I don't think you understood me. Any argument you want to make against The Witcher 2's standing is redundant and ultimately moot. It provides a basic game option that no other game has. It is a universally applicable setting that you do not need to enable through CCC or NVCP. It's more complex than a basic multisample and significantly changes the appearance of the game. It's very clearly how the game was intended to be played, if in fact any hardware could play it reasonably with that setting enabled.

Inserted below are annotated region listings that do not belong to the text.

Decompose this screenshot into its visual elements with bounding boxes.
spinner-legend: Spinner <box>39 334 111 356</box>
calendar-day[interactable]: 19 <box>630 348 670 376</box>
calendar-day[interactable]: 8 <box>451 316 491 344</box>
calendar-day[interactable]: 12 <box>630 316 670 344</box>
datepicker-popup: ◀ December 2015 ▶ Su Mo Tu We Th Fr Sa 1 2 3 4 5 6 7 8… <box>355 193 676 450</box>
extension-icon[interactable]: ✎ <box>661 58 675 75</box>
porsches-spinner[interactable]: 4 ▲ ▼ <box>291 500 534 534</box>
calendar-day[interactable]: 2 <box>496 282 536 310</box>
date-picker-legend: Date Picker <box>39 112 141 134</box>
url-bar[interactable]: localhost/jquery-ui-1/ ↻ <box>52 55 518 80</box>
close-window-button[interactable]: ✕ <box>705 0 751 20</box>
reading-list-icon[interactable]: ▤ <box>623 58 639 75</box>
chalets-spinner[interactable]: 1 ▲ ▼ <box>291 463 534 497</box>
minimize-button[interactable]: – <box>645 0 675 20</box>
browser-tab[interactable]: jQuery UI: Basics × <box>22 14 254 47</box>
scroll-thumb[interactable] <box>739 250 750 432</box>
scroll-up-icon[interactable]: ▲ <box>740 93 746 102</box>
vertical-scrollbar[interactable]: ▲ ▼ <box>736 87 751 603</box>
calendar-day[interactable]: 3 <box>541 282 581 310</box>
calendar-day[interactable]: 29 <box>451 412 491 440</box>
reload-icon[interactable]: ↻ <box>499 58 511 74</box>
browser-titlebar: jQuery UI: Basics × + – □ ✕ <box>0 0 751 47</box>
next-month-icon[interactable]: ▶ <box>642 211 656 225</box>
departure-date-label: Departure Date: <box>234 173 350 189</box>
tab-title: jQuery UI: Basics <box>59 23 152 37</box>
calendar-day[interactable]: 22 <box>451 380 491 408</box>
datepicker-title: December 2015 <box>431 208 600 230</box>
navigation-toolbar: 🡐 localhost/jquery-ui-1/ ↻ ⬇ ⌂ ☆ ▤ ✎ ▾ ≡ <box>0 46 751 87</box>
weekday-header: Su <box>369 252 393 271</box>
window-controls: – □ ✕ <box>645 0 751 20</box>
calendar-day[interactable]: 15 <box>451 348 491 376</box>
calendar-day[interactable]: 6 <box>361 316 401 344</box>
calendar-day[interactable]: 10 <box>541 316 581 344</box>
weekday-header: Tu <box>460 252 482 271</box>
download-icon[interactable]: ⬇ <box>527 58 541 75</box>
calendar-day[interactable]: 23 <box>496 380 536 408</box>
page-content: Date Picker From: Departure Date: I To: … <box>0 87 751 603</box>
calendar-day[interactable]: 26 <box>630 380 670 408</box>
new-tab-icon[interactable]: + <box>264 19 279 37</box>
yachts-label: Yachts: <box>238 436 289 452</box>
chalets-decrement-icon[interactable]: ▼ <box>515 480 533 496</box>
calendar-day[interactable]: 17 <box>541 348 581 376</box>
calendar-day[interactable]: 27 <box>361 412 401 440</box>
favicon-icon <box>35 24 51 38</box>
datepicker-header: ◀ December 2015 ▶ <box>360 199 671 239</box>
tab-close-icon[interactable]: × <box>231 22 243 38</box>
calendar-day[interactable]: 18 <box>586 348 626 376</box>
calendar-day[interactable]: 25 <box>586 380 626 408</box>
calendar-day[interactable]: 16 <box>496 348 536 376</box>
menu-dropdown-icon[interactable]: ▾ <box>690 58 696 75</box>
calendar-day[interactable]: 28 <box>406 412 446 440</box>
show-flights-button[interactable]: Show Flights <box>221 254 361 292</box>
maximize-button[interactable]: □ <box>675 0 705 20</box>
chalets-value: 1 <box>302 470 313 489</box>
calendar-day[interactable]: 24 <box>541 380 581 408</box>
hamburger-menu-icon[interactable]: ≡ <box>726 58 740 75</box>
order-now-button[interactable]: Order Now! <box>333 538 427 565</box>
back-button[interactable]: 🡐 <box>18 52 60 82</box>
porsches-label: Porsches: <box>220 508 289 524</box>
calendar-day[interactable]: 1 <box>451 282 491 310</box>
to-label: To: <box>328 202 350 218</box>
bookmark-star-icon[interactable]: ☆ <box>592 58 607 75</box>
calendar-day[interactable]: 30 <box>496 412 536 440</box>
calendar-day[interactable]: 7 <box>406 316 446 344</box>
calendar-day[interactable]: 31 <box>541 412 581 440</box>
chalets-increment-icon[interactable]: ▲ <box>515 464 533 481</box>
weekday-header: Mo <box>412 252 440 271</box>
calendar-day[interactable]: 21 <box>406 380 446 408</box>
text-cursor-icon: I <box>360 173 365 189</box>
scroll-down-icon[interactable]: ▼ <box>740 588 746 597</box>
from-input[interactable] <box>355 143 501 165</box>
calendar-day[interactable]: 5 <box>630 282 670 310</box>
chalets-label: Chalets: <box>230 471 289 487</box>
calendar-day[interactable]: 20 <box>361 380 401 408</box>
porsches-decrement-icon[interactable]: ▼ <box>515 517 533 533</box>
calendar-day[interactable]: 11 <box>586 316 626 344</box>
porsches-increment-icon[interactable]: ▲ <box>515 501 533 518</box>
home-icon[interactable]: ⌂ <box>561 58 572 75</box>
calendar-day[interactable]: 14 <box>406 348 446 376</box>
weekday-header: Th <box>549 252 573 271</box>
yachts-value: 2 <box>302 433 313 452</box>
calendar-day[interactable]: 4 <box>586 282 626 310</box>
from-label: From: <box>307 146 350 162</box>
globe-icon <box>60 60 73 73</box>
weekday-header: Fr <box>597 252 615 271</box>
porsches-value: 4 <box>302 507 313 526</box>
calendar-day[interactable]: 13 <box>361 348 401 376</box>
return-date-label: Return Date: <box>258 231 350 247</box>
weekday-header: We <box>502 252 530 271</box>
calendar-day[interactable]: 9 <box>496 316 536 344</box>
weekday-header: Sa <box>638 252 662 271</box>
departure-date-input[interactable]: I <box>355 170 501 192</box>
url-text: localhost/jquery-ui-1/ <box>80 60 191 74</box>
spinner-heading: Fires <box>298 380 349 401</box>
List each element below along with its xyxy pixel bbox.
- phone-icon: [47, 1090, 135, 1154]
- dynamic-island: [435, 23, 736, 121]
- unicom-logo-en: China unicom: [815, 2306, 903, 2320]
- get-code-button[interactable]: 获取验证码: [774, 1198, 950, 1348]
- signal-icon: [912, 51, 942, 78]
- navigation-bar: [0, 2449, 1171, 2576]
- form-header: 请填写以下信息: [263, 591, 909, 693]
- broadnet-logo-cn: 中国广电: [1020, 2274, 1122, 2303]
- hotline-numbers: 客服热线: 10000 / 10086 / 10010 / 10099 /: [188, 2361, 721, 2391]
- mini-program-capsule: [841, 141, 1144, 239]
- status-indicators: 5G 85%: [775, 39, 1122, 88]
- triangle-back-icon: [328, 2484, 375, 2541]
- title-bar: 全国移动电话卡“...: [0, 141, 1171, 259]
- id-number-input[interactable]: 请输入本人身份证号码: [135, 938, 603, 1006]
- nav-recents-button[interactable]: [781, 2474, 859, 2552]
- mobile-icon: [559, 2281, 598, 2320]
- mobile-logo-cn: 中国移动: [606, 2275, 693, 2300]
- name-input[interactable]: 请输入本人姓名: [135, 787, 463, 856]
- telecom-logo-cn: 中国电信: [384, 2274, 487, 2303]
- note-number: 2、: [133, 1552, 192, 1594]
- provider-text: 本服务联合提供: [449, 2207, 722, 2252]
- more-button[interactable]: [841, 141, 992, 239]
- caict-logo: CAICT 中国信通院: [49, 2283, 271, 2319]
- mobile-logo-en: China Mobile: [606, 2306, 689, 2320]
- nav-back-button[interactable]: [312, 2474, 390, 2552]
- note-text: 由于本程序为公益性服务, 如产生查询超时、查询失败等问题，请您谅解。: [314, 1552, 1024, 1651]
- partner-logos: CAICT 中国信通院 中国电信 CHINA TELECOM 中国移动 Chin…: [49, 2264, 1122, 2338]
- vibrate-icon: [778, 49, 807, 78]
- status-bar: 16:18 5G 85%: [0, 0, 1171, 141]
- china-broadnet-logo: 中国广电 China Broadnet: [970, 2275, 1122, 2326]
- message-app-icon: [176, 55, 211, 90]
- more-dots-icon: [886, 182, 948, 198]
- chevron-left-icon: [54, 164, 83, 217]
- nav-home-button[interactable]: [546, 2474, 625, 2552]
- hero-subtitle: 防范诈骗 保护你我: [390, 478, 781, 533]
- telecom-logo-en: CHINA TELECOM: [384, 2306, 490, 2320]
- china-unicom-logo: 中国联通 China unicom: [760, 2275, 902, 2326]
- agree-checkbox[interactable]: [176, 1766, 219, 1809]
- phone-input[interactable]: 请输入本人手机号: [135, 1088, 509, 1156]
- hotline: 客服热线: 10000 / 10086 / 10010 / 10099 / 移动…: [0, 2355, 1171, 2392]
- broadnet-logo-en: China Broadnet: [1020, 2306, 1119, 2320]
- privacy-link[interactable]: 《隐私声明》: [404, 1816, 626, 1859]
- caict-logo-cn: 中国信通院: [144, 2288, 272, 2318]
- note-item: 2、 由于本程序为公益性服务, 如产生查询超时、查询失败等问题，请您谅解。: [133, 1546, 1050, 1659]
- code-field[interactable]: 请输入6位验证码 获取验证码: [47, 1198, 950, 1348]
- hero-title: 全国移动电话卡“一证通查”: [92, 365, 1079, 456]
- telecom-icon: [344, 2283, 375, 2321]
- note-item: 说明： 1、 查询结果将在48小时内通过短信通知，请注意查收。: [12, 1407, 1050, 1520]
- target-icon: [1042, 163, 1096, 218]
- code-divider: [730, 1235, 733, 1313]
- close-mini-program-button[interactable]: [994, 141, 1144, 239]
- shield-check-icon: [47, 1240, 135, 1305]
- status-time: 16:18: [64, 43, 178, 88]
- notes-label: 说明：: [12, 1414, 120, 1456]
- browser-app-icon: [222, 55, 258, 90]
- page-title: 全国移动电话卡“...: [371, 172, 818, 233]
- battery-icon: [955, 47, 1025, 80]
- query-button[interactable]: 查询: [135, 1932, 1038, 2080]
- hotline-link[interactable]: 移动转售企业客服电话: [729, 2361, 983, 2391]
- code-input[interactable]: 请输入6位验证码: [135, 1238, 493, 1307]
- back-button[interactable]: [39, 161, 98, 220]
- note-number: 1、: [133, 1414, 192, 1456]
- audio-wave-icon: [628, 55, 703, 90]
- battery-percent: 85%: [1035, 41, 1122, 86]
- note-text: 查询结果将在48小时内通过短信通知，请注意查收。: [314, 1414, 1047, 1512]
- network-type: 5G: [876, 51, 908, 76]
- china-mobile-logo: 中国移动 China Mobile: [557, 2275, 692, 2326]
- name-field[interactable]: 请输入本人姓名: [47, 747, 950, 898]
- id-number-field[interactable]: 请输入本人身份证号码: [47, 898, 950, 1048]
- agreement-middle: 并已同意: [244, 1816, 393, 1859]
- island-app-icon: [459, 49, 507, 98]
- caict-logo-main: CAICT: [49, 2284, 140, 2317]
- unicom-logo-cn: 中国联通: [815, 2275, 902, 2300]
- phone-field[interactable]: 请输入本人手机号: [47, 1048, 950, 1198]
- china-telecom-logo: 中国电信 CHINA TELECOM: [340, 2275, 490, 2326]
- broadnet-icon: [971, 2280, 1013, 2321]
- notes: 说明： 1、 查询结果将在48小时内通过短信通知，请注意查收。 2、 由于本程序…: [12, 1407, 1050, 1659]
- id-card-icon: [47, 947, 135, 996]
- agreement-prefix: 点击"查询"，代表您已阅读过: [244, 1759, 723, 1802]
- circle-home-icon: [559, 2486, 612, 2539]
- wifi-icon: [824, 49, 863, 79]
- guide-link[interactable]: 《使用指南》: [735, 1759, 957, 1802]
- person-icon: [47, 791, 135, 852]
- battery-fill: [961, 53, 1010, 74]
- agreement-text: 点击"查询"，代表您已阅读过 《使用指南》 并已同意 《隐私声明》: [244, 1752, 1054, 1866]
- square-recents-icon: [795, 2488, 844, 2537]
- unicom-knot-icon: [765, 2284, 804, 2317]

If you want to make a caveat about The Witcher 2's ubersampling, then by the same token Crysis should be stricken from every fps test because it is dated and significantly less efficient than Battlefield 3, inflating its standing and suggesting through its artificial bottleneck that it somehow renders superior polygons and pixels to more modern equally impressive games. Since no one is in a rush to do this (and in fact most people wanted to test fully modded versions of Crysis and Crysis 2 to sate their ego's attachment to the game), hopefully we can abandon any urge to put an asterisk next to The Witcher 2. It doesn't even need to be modded to take a dump on a system, and the same might be said for other games if they also had ubersampling, but they don't. Their development studios didn't bother or think to add it to the games.
To quickly counter your measure specifically, ubersampling is not the only layer of anti-aliasing in The Witcher 2. It does not supplant standard anti-aliasing, and the game itself is subject to all of the normal circumstances surrounding regular anti-aliasing, in addition to the complex supersample.